SOUTH BEND — The Studebaker Commander that Fozzie Bear drove in the 1979 film “The Muppet Movie” set off on its next grand adventure Friday, departing the Studebaker National Museum as it headed for North Carolina.
In the flick, it was Hollywood bound. Fozzie took his uncle’s vintage 1951 car, grabbed his pal Kermit the Frog and rambled across America, meeting a menagerie of Muppet characters and humans to chase their movie dreams.
This time, the bullet-nosed beast cruised down the road, sitting on a trailer and bound for restoration. Finally. It was time to renew its creaking metal bones, its shaggy and stained upholstery and its weathered skin, which has lost its famously psychedelic paint job.
Fozzie and Kermit stayed back at the museum, where visitors had seen them while the car was on display.
A restoration crew from Razorfly Studios in Sylva, N.C., ushered the Commander onto a trailer, wrapped it in protective tarps and blankets and headed south for work that could take up to 16 months.
“I grew up with the Muppets,” said Eric Hokanson, a restorer with Razorfly. “I said, ‘Really, we get to work on a Muppet car? Cool!’”
The car had been sitting for several years in a movie studio’s outdoor lot when, in 2004, the Studebaker museum acquired it as a gift from the Studebaker Drivers Club’s Orange Empire Chapter in California.
It has seen only some light cleaning, stabilizing and replaced headlights since it moved to South Bend. It was in admittedly rough shape.

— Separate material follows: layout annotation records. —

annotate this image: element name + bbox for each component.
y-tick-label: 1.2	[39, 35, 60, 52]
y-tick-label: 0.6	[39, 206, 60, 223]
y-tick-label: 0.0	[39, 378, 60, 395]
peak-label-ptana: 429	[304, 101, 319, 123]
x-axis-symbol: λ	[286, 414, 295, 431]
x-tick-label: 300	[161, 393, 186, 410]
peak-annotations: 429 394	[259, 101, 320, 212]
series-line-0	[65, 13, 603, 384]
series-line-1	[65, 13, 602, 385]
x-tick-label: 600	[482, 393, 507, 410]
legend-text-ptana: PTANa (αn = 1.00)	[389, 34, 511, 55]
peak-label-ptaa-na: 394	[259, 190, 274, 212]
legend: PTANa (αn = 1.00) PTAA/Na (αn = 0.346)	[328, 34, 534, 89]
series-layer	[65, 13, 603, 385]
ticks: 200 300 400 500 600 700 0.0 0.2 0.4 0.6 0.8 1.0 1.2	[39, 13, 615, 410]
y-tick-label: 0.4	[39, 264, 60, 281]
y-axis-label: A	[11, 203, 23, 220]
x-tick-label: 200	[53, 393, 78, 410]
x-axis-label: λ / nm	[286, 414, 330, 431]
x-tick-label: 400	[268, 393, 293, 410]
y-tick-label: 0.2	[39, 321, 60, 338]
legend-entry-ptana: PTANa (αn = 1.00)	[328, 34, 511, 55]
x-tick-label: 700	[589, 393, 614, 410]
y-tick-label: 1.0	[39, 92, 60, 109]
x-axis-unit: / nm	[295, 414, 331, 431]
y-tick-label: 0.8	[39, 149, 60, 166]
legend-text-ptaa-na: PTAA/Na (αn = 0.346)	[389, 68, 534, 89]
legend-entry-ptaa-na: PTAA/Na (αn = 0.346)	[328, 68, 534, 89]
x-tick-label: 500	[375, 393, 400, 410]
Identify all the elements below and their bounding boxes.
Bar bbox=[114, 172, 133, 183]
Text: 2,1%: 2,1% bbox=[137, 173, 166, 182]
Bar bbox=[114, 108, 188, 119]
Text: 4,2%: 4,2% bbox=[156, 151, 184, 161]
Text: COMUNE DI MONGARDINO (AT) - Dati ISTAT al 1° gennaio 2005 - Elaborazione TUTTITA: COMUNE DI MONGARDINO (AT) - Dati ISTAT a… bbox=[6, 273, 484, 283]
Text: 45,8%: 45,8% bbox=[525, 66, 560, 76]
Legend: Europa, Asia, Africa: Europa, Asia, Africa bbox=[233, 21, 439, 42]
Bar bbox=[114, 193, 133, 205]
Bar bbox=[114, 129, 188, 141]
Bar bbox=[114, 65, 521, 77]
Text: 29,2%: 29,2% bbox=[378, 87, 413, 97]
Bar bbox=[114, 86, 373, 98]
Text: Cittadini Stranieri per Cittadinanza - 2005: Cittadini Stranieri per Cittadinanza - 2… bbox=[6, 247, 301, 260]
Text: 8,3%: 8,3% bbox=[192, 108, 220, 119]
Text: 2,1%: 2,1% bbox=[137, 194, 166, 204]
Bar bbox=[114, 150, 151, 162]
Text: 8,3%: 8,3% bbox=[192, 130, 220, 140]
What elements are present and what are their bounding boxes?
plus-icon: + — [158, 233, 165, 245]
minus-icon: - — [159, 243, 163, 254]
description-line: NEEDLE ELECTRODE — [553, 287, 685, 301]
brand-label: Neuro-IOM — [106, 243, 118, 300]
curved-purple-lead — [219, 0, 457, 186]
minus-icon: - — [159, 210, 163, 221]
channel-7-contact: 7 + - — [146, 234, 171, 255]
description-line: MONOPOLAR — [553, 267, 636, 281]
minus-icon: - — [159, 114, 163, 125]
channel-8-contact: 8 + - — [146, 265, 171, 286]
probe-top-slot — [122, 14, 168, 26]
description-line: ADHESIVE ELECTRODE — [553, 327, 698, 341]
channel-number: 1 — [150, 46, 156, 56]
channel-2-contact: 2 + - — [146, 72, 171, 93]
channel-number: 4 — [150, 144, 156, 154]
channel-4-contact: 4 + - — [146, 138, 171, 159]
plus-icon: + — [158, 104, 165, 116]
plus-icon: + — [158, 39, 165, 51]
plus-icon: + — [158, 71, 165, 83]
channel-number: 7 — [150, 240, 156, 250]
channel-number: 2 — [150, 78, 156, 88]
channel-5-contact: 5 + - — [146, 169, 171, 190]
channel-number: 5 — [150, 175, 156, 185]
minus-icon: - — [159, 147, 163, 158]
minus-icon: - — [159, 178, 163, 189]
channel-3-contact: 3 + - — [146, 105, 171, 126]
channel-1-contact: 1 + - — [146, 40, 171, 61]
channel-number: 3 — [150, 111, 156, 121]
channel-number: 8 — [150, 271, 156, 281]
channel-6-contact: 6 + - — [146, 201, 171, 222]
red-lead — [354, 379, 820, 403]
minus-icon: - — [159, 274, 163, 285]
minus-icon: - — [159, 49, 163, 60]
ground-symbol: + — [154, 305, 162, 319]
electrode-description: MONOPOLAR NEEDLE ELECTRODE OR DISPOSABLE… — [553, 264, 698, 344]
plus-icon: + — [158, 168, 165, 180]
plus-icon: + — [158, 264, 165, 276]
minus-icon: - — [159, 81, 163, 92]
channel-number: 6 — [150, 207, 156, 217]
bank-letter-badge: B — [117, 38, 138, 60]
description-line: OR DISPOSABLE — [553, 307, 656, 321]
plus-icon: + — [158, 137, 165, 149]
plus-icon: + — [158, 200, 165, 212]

So, two years ago, the museum began a $175,000 crowdsourcing campaign to restore the 1951 Studebaker Commander to its film glory, as The Tribune reported at the time. Once restored, museum officials said, it could be loaned out to other museums and taken to special events like car shows and parades.
Since then, Razorfly owner Mark Zoran said he learned about the campaign and reached out to the museum, making a reasonable offer.
“The museum has secured approximately $60,000 in funding for this project,” Assistant Director Jo McCoy said, “which is enough to move this project forward with Razorfly Studios’ generous partnership. We will continue to seek donations for special components of the restoration and to build an exhibit in the museum that brings the movie magic to life.”
Donations can be made through a webpage that the museum has set up for the project.
Razorfly Studios specializes in restoring and building replicas of vehicles from TV and film, along with props and costumes.
“To be fair, we’ve seen a lot worse,” Zoran said of the car.
It helped that, for the time it sat neglected, it was in California and away from the Midwest’s harsher weather, he noted.
His company has built replicas (that is, copies, not restorations) of the DeLorean time machine from the 1985 film “Back to the Future” with Michael J. Fox and Christopher Lloyd, of the 1974 Dodge Monaco dubbed the Bluesmobile in the 1980 film “The Blues Brothers” and of the AMC Pacer driven in the 1992 film “Wayne’s World.”
Zoran said they are now working on restoring the actual Herkimer Battle Jitney, which was portrayed to be a windowless armored truck in the 1999 superhero comedy (of lackluster fame) “Mystery Men” with many stars, including Ben Stiller.
For the Muppets’ car, restorers will balance two goals. One will be to make it drivable so that it can appear in parades and go to special events.
The other goal will be to show how the car was modified for the movie, especially how it was painted but also how it was reconfigured so that a very small person could drive it from inside of the trunk, hidden from cameras. There’s a steering wheel in the trunk, along with gas and brake pedals.
“I haven’t found any pictures of the dude back there,” Hokanson said.
The driver, sitting close to the exhaust pipe, would see the road ahead on a screen via a camera hidden in the front-end’s bullet nose.
To make it road worthy, the driving controls will switch back to the driver’s seat.
Because the Commander was a common car, Zoran feels confident that he’ll find replacement parts, which will make the mechanical and body restorations “fairly easy.”
“The hardest part is recreating the paint job,” he said.
In the movie, the psychedelic paint job was done by the woolly-headed Muppet rock band Dr. Teeth and the Electric Mayhem. In reality, it was actually painted by one person in the movie studio’s art department, who has since died and who didn’t leave any plans or designs, nor many still photos, Zoran said.
That’s not a slight on the studio, he added. It happens many times in movies. The art department needs to build a prop for a scene, and once that scene is shot, they move on to the next one.
“They don’t know it’s going to be a part of American history,” he said.
Hokanson said they’ve been watching “Muppet Movie” scenes “over and over and over again to get details.”
Not a rough job when you’re heading down memory lane.
But, maybe next year, once Fozzie is settled back behind the driver’s seat, he can again say, as he said in the movie, “Ah, a bear in his natural habitat, a Studebaker.”